Правда, в соответствии с русскими традициями, признаться, что пишет для славы или успеха у современников, не осмеливался не только Пушкин, но и, кажется, ни один из больших русских писателей. Хвастаться тем, что он «повсеградно оэкранен и повсесердно утвержден», позволялось только поэтам второго ряда.
Зато хвалиться заработанными деньгами — подобная слабость вполне прощалась, ибо переводила результат творческого труда в ряд буржуазных отношений купли-продажи. Более того, таким образом подчеркивалась аристократическая независимость от общества и читателя: хочешь читать — плати деньги. А вслух мечтать о прижизненной славе было дурным тоном; говорить читателю-современнику (но не читателю-потомку — это совсем другое дело): я хочу, алчу твоего признания — было примерно то же самое, что сразу говорить женщине о своем физическом влечении. О любви или замужестве — сколько угодно, а о том, что воображение давно использует избранницу в тех или иных позах — говорить было неприлично, культура и традиции позволяли только намекать, пусть и прозрачно; и не случайно одним из эвфемизмов полового желания стало слово «мечта». Таким образом, предварительно можно выстроить более-менее устойчивый ряд сравнений: прижизненная слава — половое влечение, любовь — внутреннее удовлетворение от творчества, деньги — замужество.

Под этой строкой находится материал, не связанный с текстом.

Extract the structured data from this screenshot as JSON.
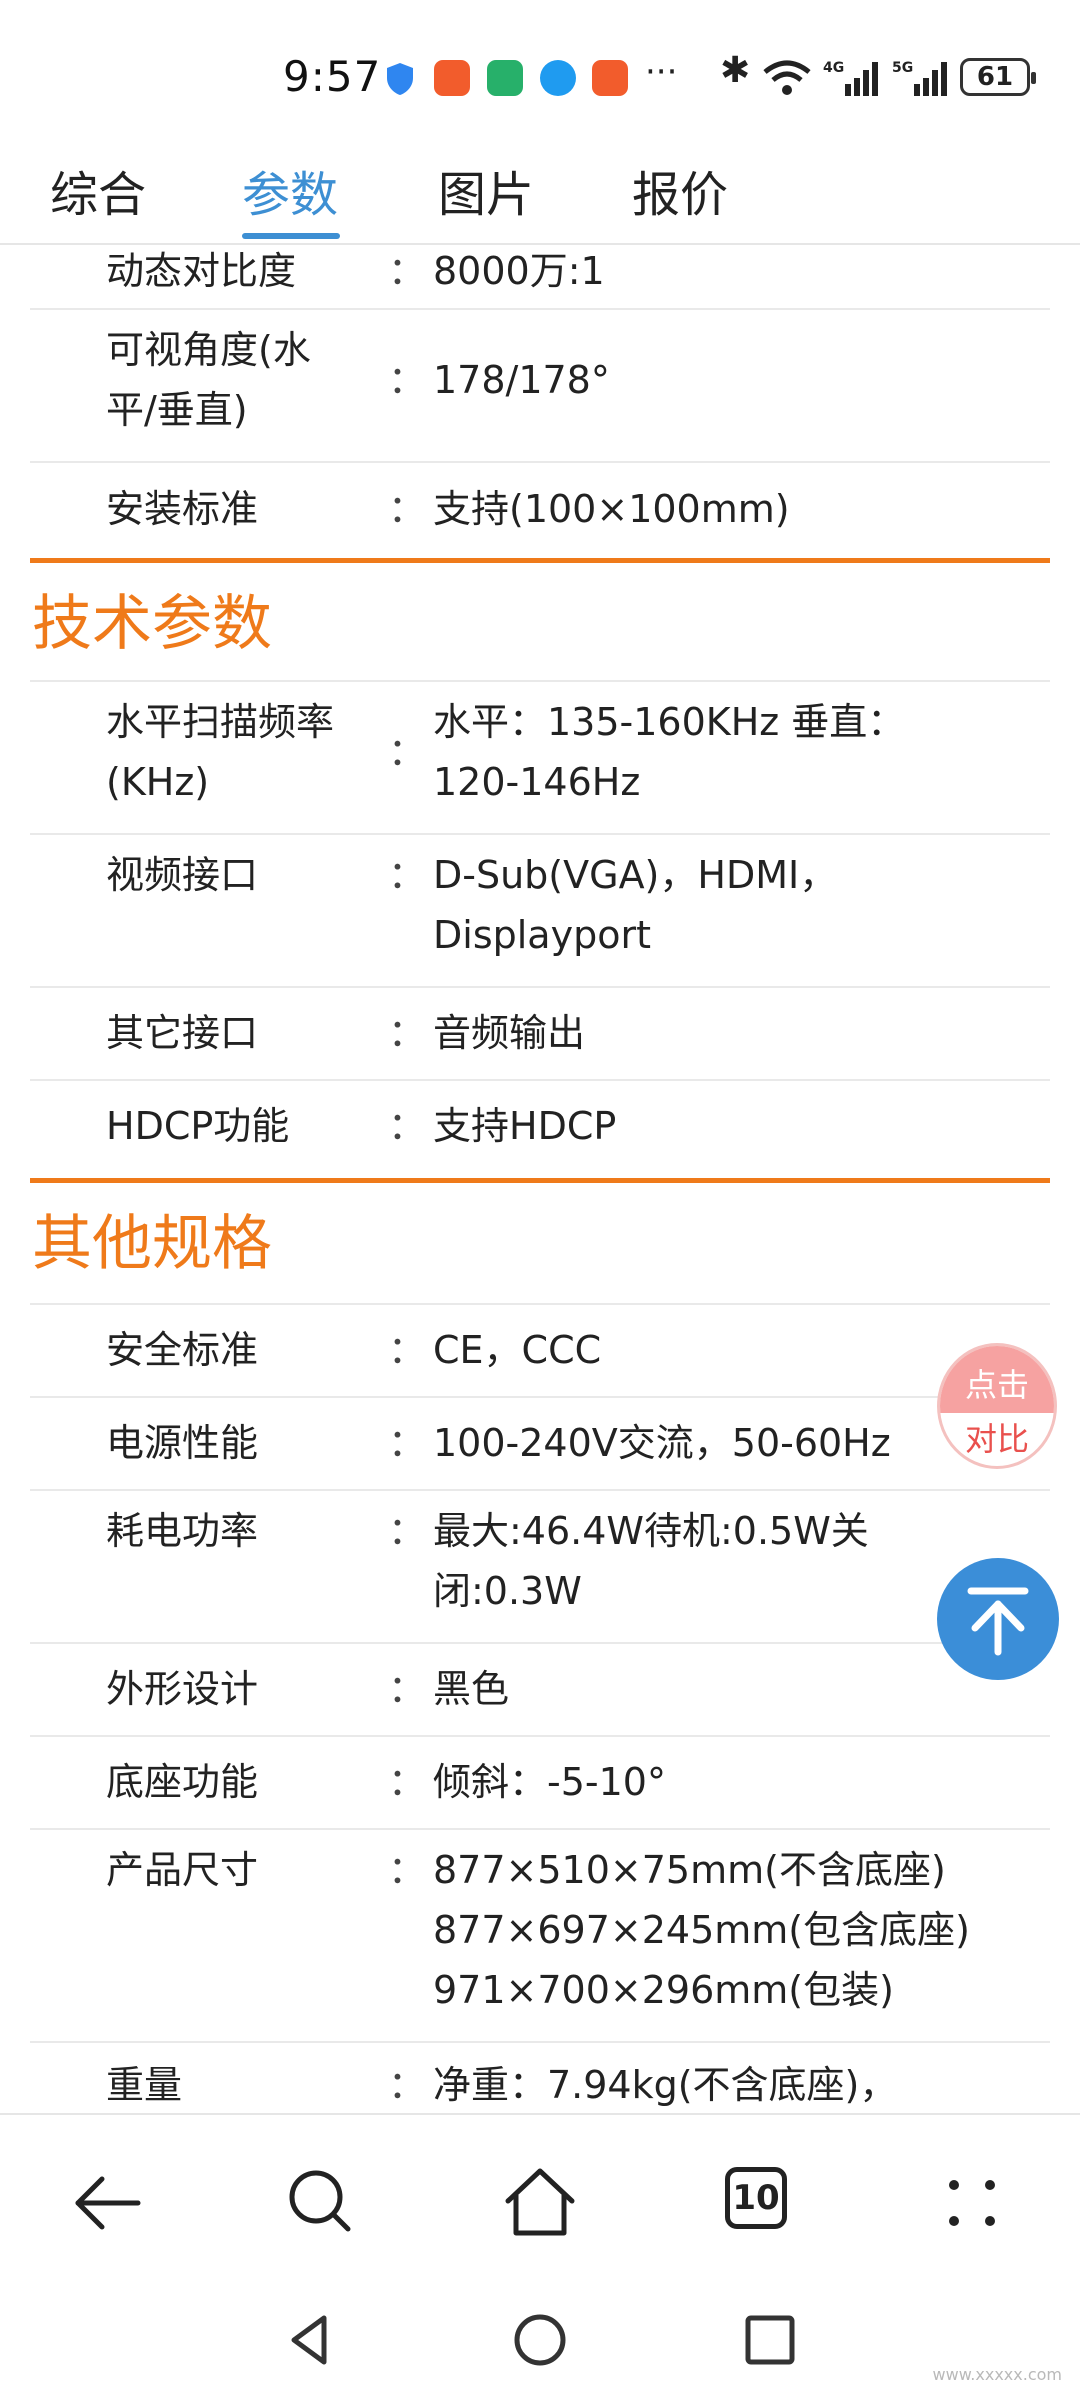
{
  "status_bar": {
    "time": "9:57",
    "battery": "61",
    "more_indicator": "···",
    "signal_1_label": "4G",
    "signal_2_label": "5G",
    "icons": [
      "shield-icon",
      "app-notification-icon",
      "app-notification-icon",
      "chat-bubble-icon",
      "app-notification-icon",
      "bluetooth-icon",
      "wifi-icon",
      "signal-4g-icon",
      "signal-5g-icon"
    ]
  },
  "tabs": [
    {
      "label": "综合",
      "active": false
    },
    {
      "label": "参数",
      "active": true
    },
    {
      "label": "图片",
      "active": false
    },
    {
      "label": "报价",
      "active": false
    }
  ],
  "colors": {
    "accent_blue": "#3d8fd3",
    "section_orange": "#ef7a1a",
    "compare_red": "#e9504d",
    "totop_blue": "#3b8ed8"
  },
  "rows_top": [
    {
      "label": "动态对比度",
      "colon": "：",
      "value": "8000万:1"
    },
    {
      "label": "可视角度(水平/垂直)",
      "colon": "：",
      "value": "178/178°"
    },
    {
      "label": "安装标准",
      "colon": "：",
      "value": "支持(100×100mm)"
    }
  ],
  "sections": [
    {
      "title": "技术参数",
      "rows": [
        {
          "label": "水平扫描频率(KHz)",
          "colon": "：",
          "value": "水平：135-160KHz 垂直：120-146Hz"
        },
        {
          "label": "视频接口",
          "colon": "：",
          "value": "D-Sub(VGA)，HDMI，Displayport"
        },
        {
          "label": "其它接口",
          "colon": "：",
          "value": "音频输出"
        },
        {
          "label": "HDCP功能",
          "colon": "：",
          "value": "支持HDCP"
        }
      ]
    },
    {
      "title": "其他规格",
      "rows": [
        {
          "label": "安全标准",
          "colon": "：",
          "value": "CE，CCC"
        },
        {
          "label": "电源性能",
          "colon": "：",
          "value": "100-240V交流，50-60Hz"
        },
        {
          "label": "耗电功率",
          "colon": "：",
          "value": "最大:46.4W待机:0.5W关闭:0.3W"
        },
        {
          "label": "外形设计",
          "colon": "：",
          "value": "黑色"
        },
        {
          "label": "底座功能",
          "colon": "：",
          "value": "倾斜：-5-10°"
        },
        {
          "label": "产品尺寸",
          "colon": "：",
          "value": "877×510×75mm(不含底座) 877×697×245mm(包含底座) 971×700×296mm(包装)"
        },
        {
          "label": "重量",
          "colon": "：",
          "value": "净重：7.94kg(不含底座)，"
        }
      ]
    }
  ],
  "compare_button": {
    "line1": "点击",
    "line2": "对比"
  },
  "back_to_top_icon": "arrow-up-to-top-icon",
  "browser_bar": {
    "icons": [
      "back-arrow-icon",
      "search-icon",
      "home-icon",
      "tabs-icon",
      "more-dots-icon"
    ],
    "tabs_count": "10"
  },
  "system_nav": {
    "icons": [
      "nav-back-icon",
      "nav-home-icon",
      "nav-recent-icon"
    ]
  },
  "watermark": "www.xxxxx.com"
}
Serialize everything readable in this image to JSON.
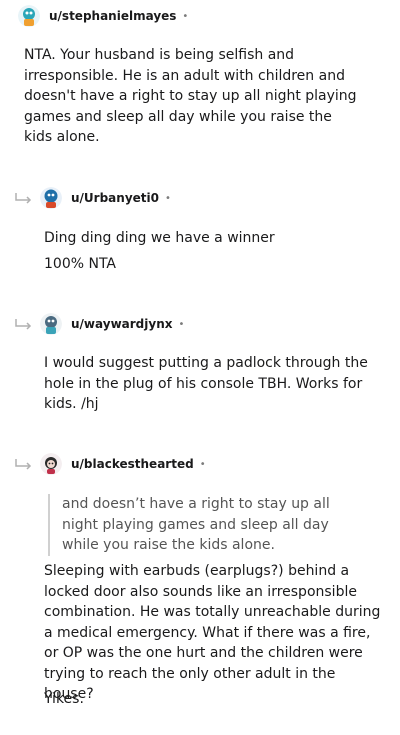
{
  "comments": [
    {
      "username": "u/stephanielmayes",
      "dot": "•",
      "paragraphs": [
        "NTA. Your husband is being selfish and irresponsible. He is an adult with children and doesn't have a right to stay up all night playing games and sleep all day while you raise the kids alone."
      ]
    },
    {
      "username": "u/Urbanyeti0",
      "dot": "•",
      "paragraphs": [
        "Ding ding ding we have a winner",
        "100% NTA"
      ]
    },
    {
      "username": "u/waywardjynx",
      "dot": "•",
      "paragraphs": [
        "I would suggest putting a padlock through the hole in the plug of his console TBH. Works for kids. /hj"
      ]
    },
    {
      "username": "u/blackesthearted",
      "dot": "•",
      "quote": "and doesn’t have a right to stay up all night playing games and sleep all day while you raise the kids alone.",
      "paragraphs": [
        "Sleeping with earbuds (earplugs?) behind a locked door also sounds like an irresponsible combination. He was totally unreachable during a medical emergency. What if there was a fire, or OP was the one hurt and the children were trying to reach the only other adult in the house?",
        "Yikes."
      ]
    }
  ]
}
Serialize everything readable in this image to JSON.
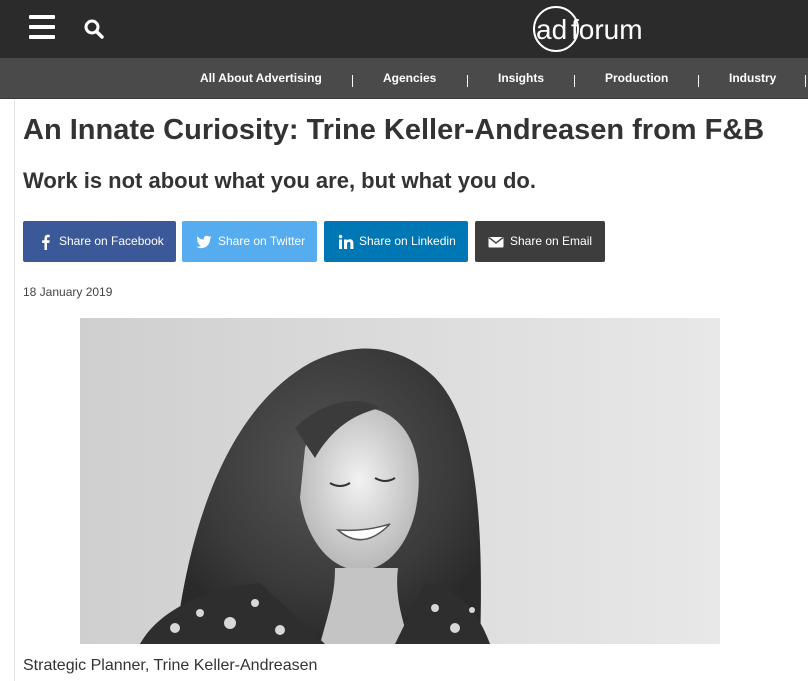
{
  "header": {
    "menu_icon": "hamburger-menu-icon",
    "search_icon": "search-icon",
    "logo": {
      "prefix": "ad",
      "suffix": "forum"
    },
    "background_color": "#2b2b2b"
  },
  "nav": {
    "items": [
      {
        "label": "All About Advertising"
      },
      {
        "label": "Agencies"
      },
      {
        "label": "Insights"
      },
      {
        "label": "Production"
      },
      {
        "label": "Industry"
      }
    ],
    "background_color": "#4a4a4a"
  },
  "article": {
    "title": "An Innate Curiosity: Trine Keller-Andreasen from F&B",
    "subtitle": "Work is not about what you are, but what you do.",
    "date": "18 January 2019",
    "caption": "Strategic Planner, Trine Keller-Andreasen"
  },
  "share": {
    "facebook": {
      "label": "Share on Facebook",
      "icon": "facebook-icon",
      "color": "#3b5998"
    },
    "twitter": {
      "label": "Share on Twitter",
      "icon": "twitter-icon",
      "color": "#55acee"
    },
    "linkedin": {
      "label": "Share on Linkedin",
      "icon": "linkedin-icon",
      "color": "#0077b5"
    },
    "email": {
      "label": "Share on Email",
      "icon": "envelope-icon",
      "color": "#3d3d3d"
    }
  }
}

Но у категории успеха и нет иных параметров, кроме внутреннего удовлетворения, славы (еще один ее эквивалент — власть) и денег. Их соотношение определяло суть не только натуры творца, но и общества, которое делало акцент на той или иной части триады.
Однако взятые таким образом критерии успеха еще слишком крупны и, значит, не точны. И вызывают множество дополнительных вопросов, например: в какой степени внутреннее удовлетворение от сделанного зависит от того успеха, что выпадает или не выпадает на долю поэта? И как это все, в том числе и цена рукописи, обеспечивает независимость и свободу, необходимые для следующего творческого акта? С другой стороны, даже если на провокативный вопрос: «Так ты доволен собой, взыскательный художник?» — следовал утвердительный ответ, оставалось невыясненным, что предпочтительнее: чтобы толпа «колебала жертвенный треножник» или вообще проходила мимо поэта, не замечая его гордой независимости, как мимо пустого места? Ведь когда толпа протестует, колеблет треножник, это одно, а когда не замечает и, как следствие, издатель не платит гонорара, это совсем другое.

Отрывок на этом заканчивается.